Next month, Thermo Electron will become one of the first mass-spectrometer vendors to launch a software product that incorporates an open-data format called mzData, which may enable researchers using different mass spectrometry manufacturers to share peak data.
In addition to incorporating the latest version of mzData, mzData 1.05, Thermo’s software, called Bioworks 3.2, uses a new SRS file system and features an additional way of sequence scoring based on probability. The software is currently being beta tested, and is expected to be officially released at the PITTCON conference in Orlando, Fla., at the end of February.
“We’re really excited about the mzData,” said Shane Burgess, an assistant professor at the College of Veterinary Medicine at Mississippi State University, who has been beta-testing the software since spring of last year (see Proteomics Pioneer, p. 6). “We work with a lot of non-traditional genomes, and we collaborate with a number of chemistry departments that have a number of mass specs that are not Thermo. Because of the fact that we work in these non-traditional species, we like to be able to get inside what’s going on with the searching.”
Thermo Electron is one of a slew of mass spectrometry vendors that have been working with the Human Proteome Organization to adopt mzData into their mass spectrometry software (see ProteoMonitor 11/19/2004). The adoption of the open-source data format by these vendors is aimed at enabling researchers to share data more easily by standardizing peak lists in one data format.
Other vendors that are adopting the mzData format include Agilent, Bruker Daltonics, Matrix Science, Kratos, Applied Biosystems, and Waters.
“We have been working the entire time with Chris Taylor and Weimin Zhu at the European Bioinformatics Institute to incorporate the data format into our software,” said Robert Barkovich, product marketing specialist for bioapplications software at Thermo Electron.
While adopting the mzData format is in general straightforward, one of the challenges is making sure that versions of mzData are back compatible, said Barkovich.
“We’re not sure how often [the versions of mzData] are going to change, and we don’t want to have to adjust the software all the time,” said Barkovich. “Whenever they implement a new version of mzData, we want to make sure that previous versions can be maintained.”
Without the implementation of mzData, Thermo Electron data can be run through Mascot, but users can’t take Bruker’s or Waters’ data and run them through Sequest, said Burgess.
“All of the common mass specs — Brukers, Waters — we want to use the data off their machines,” said Burgess, the beta tester. “That’s why we’re really excited about mzData.”

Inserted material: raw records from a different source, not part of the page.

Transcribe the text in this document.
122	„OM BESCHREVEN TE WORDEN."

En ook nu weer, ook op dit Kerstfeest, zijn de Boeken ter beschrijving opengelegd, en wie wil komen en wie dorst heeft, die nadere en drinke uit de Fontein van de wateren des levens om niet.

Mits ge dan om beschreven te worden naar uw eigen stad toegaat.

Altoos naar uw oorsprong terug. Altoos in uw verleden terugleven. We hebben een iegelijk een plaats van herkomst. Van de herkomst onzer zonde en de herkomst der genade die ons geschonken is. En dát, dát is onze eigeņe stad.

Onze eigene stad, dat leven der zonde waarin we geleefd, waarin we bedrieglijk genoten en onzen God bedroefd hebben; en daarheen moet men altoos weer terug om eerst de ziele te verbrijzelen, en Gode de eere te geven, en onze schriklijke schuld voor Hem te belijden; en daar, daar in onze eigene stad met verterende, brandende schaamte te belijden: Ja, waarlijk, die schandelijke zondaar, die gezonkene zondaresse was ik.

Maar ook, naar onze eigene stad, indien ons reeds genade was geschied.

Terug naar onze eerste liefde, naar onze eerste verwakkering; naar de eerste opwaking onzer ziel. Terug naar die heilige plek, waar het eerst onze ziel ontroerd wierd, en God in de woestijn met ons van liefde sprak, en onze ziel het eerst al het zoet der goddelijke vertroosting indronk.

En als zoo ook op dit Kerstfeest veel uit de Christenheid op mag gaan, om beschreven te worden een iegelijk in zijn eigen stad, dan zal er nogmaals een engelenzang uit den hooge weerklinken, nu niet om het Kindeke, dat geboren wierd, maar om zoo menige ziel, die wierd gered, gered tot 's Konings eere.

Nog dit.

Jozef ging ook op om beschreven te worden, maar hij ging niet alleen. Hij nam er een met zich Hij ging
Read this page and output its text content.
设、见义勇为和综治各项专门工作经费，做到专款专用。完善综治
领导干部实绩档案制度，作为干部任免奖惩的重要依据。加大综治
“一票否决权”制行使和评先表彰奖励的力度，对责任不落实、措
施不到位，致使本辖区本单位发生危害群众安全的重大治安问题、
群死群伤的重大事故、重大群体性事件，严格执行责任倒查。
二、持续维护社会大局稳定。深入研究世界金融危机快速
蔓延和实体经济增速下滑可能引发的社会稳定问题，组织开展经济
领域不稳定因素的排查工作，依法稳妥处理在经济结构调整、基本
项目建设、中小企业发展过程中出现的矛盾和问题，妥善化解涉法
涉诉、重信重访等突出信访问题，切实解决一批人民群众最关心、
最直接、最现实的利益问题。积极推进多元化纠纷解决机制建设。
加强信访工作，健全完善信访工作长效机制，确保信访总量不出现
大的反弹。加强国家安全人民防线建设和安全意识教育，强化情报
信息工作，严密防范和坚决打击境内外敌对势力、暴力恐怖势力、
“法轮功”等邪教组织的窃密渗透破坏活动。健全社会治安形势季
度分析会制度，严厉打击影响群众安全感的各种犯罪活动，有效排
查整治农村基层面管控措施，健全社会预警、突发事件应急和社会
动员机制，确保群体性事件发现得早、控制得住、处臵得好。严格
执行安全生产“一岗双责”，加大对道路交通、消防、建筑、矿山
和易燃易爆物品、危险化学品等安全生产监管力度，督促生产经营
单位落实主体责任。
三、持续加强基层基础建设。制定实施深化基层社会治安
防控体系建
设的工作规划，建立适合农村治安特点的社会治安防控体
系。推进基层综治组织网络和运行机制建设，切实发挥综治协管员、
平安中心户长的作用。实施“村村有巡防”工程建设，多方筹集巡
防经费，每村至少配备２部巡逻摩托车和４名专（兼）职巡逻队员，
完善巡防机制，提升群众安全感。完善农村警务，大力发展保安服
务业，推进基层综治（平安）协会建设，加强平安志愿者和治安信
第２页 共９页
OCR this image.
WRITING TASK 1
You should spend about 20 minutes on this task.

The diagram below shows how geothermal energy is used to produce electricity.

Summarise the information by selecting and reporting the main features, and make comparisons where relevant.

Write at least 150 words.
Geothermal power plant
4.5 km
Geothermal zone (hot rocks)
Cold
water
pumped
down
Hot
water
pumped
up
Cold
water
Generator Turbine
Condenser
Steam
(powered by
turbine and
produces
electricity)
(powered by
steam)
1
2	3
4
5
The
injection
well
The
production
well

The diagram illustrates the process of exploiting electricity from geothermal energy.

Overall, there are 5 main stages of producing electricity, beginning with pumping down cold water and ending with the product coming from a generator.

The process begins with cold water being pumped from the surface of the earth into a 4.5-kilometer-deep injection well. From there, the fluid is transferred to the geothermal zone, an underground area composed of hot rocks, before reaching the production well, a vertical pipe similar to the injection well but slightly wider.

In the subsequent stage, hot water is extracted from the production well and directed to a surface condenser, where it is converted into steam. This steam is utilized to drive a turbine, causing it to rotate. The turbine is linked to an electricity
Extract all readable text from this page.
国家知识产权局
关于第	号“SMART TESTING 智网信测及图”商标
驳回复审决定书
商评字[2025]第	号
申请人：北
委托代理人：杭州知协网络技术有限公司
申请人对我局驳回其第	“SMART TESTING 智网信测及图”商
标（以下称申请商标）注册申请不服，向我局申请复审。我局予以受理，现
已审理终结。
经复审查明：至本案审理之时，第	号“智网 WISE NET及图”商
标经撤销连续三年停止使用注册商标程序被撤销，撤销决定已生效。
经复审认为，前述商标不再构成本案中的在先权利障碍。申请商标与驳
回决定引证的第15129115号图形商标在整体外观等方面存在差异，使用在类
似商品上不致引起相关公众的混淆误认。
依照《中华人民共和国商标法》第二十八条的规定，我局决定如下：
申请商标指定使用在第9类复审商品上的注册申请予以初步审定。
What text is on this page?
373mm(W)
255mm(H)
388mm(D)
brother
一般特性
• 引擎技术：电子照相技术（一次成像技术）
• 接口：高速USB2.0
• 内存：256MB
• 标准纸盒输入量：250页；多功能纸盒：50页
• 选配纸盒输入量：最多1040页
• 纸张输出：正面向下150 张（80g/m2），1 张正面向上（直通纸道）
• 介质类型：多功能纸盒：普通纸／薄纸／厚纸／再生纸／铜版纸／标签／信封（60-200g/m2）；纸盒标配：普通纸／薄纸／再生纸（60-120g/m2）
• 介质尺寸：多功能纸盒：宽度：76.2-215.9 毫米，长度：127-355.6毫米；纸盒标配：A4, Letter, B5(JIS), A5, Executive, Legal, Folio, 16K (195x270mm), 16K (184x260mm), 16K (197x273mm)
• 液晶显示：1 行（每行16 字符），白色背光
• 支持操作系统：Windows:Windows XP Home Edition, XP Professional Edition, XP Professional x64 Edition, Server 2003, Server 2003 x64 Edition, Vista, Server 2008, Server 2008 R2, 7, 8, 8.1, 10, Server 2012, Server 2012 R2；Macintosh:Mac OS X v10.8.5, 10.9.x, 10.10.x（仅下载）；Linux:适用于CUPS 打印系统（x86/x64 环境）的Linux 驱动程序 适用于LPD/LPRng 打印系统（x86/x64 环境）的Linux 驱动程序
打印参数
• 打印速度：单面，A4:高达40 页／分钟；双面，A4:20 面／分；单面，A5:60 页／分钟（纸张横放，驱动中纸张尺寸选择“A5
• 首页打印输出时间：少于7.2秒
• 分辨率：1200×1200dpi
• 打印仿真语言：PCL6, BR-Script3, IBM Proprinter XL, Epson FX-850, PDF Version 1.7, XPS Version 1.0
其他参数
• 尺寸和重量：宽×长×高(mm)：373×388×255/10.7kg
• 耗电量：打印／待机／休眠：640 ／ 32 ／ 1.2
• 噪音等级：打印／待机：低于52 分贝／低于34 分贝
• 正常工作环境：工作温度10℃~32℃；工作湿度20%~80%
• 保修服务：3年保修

The version of Bioworks 3.2 that Burgess is testing does not yet have mzData incorporated into it because Thermo Electron was waiting for the newest version of the open-source data format to be released before incorporating it into the software. The incorporation of mzData should not affect the rest of the software too much, said Barkovich.
“It’s a good way for people to get around standards,” said Barkovich. “If you have a raw file, you can transfer into an mzData file. And once we’ve come out with the mzData file, you should be able to transfer to one of our new SRS files as well. There’ll be a way of going back and forth between data formats.”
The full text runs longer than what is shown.